The isolation and stress of the mission without any mental or physical stimulation takes its toll as McBride has memories of his relationships with his father and his estranged wife, Eve (Liv Tyler). After several weeks he arrives at the Lima Project. While approaching the Lima Project ship in a small module, another surge damages the module making it impossible to dock securely, forcing McBride to enter the ship via a space-walk. Finding the ship abandoned and its dead crew floating in zero gravity, he lays down the nuclear payload. His father is looking down on him from above as the ship's only survivor. Clifford explains that the surges originate from the ship's malfunctioning anti-matter power source, damaged during a mutiny.
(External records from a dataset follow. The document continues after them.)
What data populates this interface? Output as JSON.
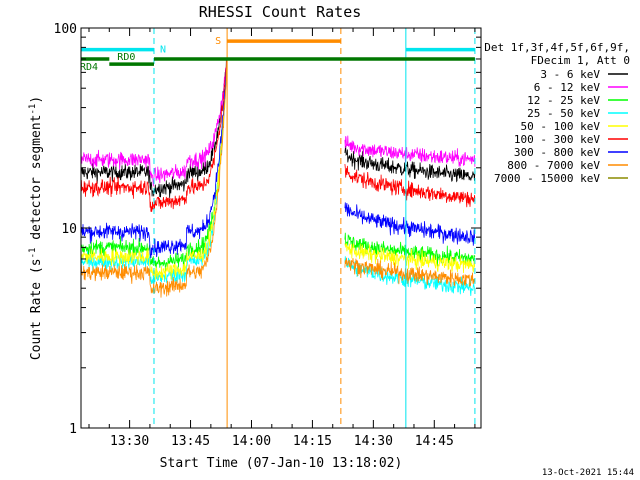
{
  "chart_data": {
    "type": "line",
    "title": "RHESSI Count Rates",
    "xlabel": "Start Time (07-Jan-10 13:18:02)",
    "ylabel": "Count Rate (s",
    "ylabel_sup": "-1",
    "ylabel_mid": " detector segment",
    "ylabel_tail": ")",
    "yscale": "log",
    "ylim": [
      1,
      100
    ],
    "xlim": [
      "13:18:02",
      "14:56:30"
    ],
    "x_ticks": [
      "13:30",
      "13:45",
      "14:00",
      "14:15",
      "14:30",
      "14:45"
    ],
    "y_ticks": [
      "1",
      "10",
      "100"
    ],
    "legend_placement": "right",
    "legend_header": [
      "Det 1f,3f,4f,5f,6f,9f,",
      "FDecim 1, Att 0"
    ],
    "series": [
      {
        "name": "3 - 6 keV",
        "color": "#000000",
        "pre_flare": 19,
        "post_flare": [
          24,
          18
        ]
      },
      {
        "name": "6 - 12 keV",
        "color": "#ff00ff",
        "pre_flare": 22,
        "post_flare": [
          27,
          22
        ]
      },
      {
        "name": "12 - 25 keV",
        "color": "#00ff00",
        "pre_flare": 8,
        "post_flare": [
          9,
          7
        ]
      },
      {
        "name": "25 - 50 keV",
        "color": "#00ffff",
        "pre_flare": 6.8,
        "post_flare": [
          7,
          5
        ]
      },
      {
        "name": "50 - 100 keV",
        "color": "#ffff00",
        "pre_flare": 7.2,
        "post_flare": [
          8.2,
          6.5
        ]
      },
      {
        "name": "100 - 300 keV",
        "color": "#ff0000",
        "pre_flare": 16,
        "post_flare": [
          20,
          14
        ]
      },
      {
        "name": "300 - 800 keV",
        "color": "#0000ff",
        "pre_flare": 9.6,
        "post_flare": [
          13,
          9
        ]
      },
      {
        "name": "800 - 7000 keV",
        "color": "#ff8c00",
        "pre_flare": 6,
        "post_flare": [
          7,
          5.5
        ]
      },
      {
        "name": "7000 - 15000 keV",
        "color": "#8b8b00",
        "pre_flare": null,
        "post_flare": null
      }
    ],
    "flags": [
      {
        "label": "N",
        "color": "#00e5ee",
        "start": "13:18:02",
        "end": "13:36:00",
        "value": 78
      },
      {
        "label": "N",
        "color": "#00e5ee",
        "start": "14:38:00",
        "end": "14:55:00",
        "value": 78
      },
      {
        "label": "RD0",
        "color": "#007700",
        "start": "13:25:00",
        "end": "13:36:00",
        "value": 66
      },
      {
        "label": "RD4",
        "color": "#007700",
        "start": "13:18:02",
        "end": "13:25:00",
        "value": 70
      },
      {
        "label": "",
        "color": "#007700",
        "start": "13:36:00",
        "end": "14:55:00",
        "value": 70
      },
      {
        "label": "S",
        "color": "#ff8c00",
        "start": "13:54:00",
        "end": "14:22:00",
        "value": 86
      }
    ],
    "vertical_lines": [
      {
        "time": "13:18:02",
        "color": "#00e5ee",
        "style": "solid"
      },
      {
        "time": "13:36:00",
        "color": "#00e5ee",
        "style": "dashed"
      },
      {
        "time": "13:54:00",
        "color": "#ff8c00",
        "style": "solid"
      },
      {
        "time": "14:22:00",
        "color": "#ff8c00",
        "style": "dashed"
      },
      {
        "time": "14:38:00",
        "color": "#00e5ee",
        "style": "solid"
      },
      {
        "time": "14:55:00",
        "color": "#00e5ee",
        "style": "dashed"
      }
    ],
    "data_gap": [
      "13:54:00",
      "14:23:00"
    ],
    "timestamp": "13-Oct-2021 15:44"
  }
}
Clifford has continued to work alone on the project throughout all the passing years, refusing to lose faith in the possibility of discovering non-human intelligent life.
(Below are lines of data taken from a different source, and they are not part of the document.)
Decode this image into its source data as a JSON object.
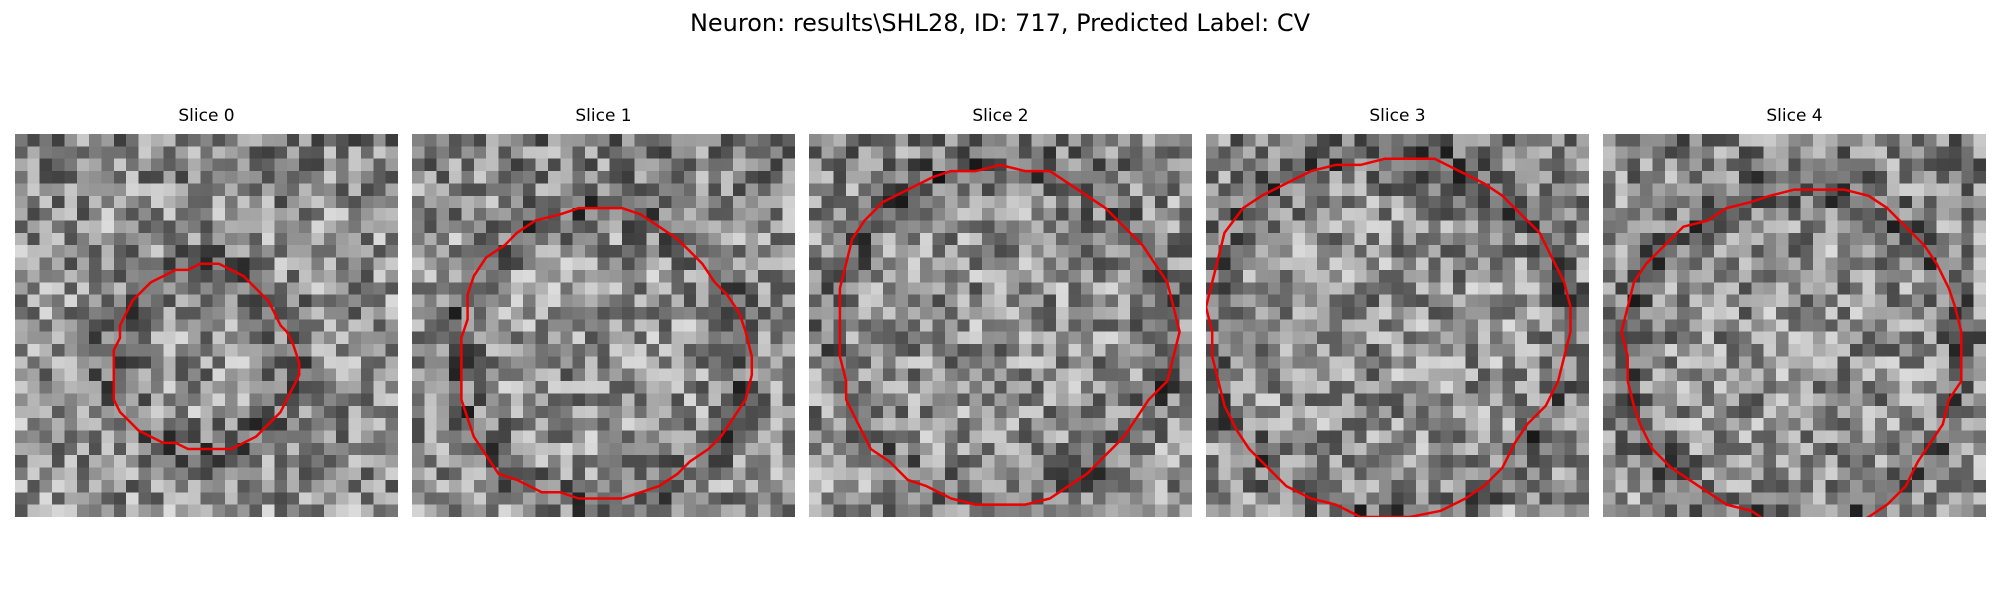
{
  "figure": {
    "title": "Neuron: results\\SHL28, ID: 717, Predicted Label: CV",
    "contour_color": "#ee0000"
  },
  "slices": [
    {
      "title": "Slice 0",
      "contour_radius": 0.24,
      "contour_center": [
        0.49,
        0.59
      ]
    },
    {
      "title": "Slice 1",
      "contour_radius": 0.38,
      "contour_center": [
        0.49,
        0.58
      ]
    },
    {
      "title": "Slice 2",
      "contour_radius": 0.44,
      "contour_center": [
        0.5,
        0.52
      ]
    },
    {
      "title": "Slice 3",
      "contour_radius": 0.47,
      "contour_center": [
        0.47,
        0.52
      ]
    },
    {
      "title": "Slice 4",
      "contour_radius": 0.44,
      "contour_center": [
        0.5,
        0.58
      ]
    }
  ]
}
McBride tries to convince his father to return home with him to Earth, but Clifford dismisses the notion saying that he is already at home, and has been for the past twenty years, and that his relationship with his young son and wife were only ever going to be temporary. Despite his father's protests, McBride arms the nuclear payload with a three hour detonation time, and prepares to return to his ship with Clifford. Once outside the Lima Project ship Clifford uses his spacesuit thrusters to launch himself into deep space, unwilling to return to Earth. Still tethered onto his son, the pair struggle, with Clifford pleading to his son to let him go. Reluctantly, McBride releases his father who drifts off into deep space.

McBride is able to propel himself back onto his own ship, using a dismantled piece of the Lima Project ship's hull the size of a door to shield himself through Neptune's rocky ring. Without enough fuel to return, he uses the shockwave from the nuclear explosion to propel the ship home. Before the Lima Project ship was destroyed McBride downloaded as much data as he could from his fathers findings from all those years of space travel. The data retrieved suggests that humans are the only intelligent life in the universe, inspiring McBride to reconnect with those closest to him, and he returns to Earth with a whole new found positive outlook on life.
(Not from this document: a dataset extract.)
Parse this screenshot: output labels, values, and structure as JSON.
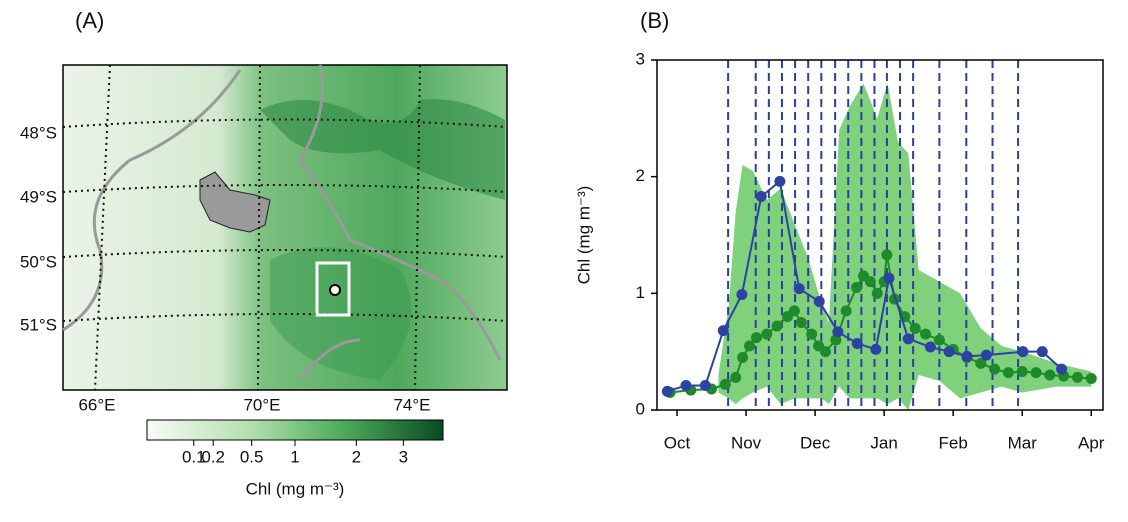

I have to say that I was somewhat underwhelmed by 'Ad Astra'. Sure Brad Pitt gives another great performance as the stoic, completely focused, deeply committed, utterly dependable and infinitely reliable astronaut treading in his fathers footsteps, and proving himself worthy to his peers, the US Government, the world ultimately and to his own Dad to be called Clifford McBride's son. At its core, this is a film about the impacts of an absentee father, and the lengths one man must go to in order to reconcile that fact and lay that ghost of the past finally to rest. Visually, the film looks great too from the opening sequence, to the Moon Space Command Base, the rover chase scene, and the passing of McBride's ship as it cruises past Saturn, Jupiter and finally reaches Neptune. But for all that visual splendour, it's nothing more than we have come to expect in this day and age of cutting edge technologically advanced CGI that we have seen before in the likes of 'Interstellar', 'Gravity', 'First Man', 'The Martian' and even '2001 : A Space Odyssey'. In the final analysis its a film about a man with daddy issues who has lost his way in the world and who catches a ride from Earth, to the Moon, to Mars and onto Neptune and back again to prove that humans are the only intelligent life form in the infinite universe and finally to say farewell to his old man, interspersed with a few action set pieces to maintain the interest. And there you have it! Also starring LisaGay Hamilton and John Ortiz.

'Ad Astra' merits three claps of the Odeon Online clapperboard from a possible five.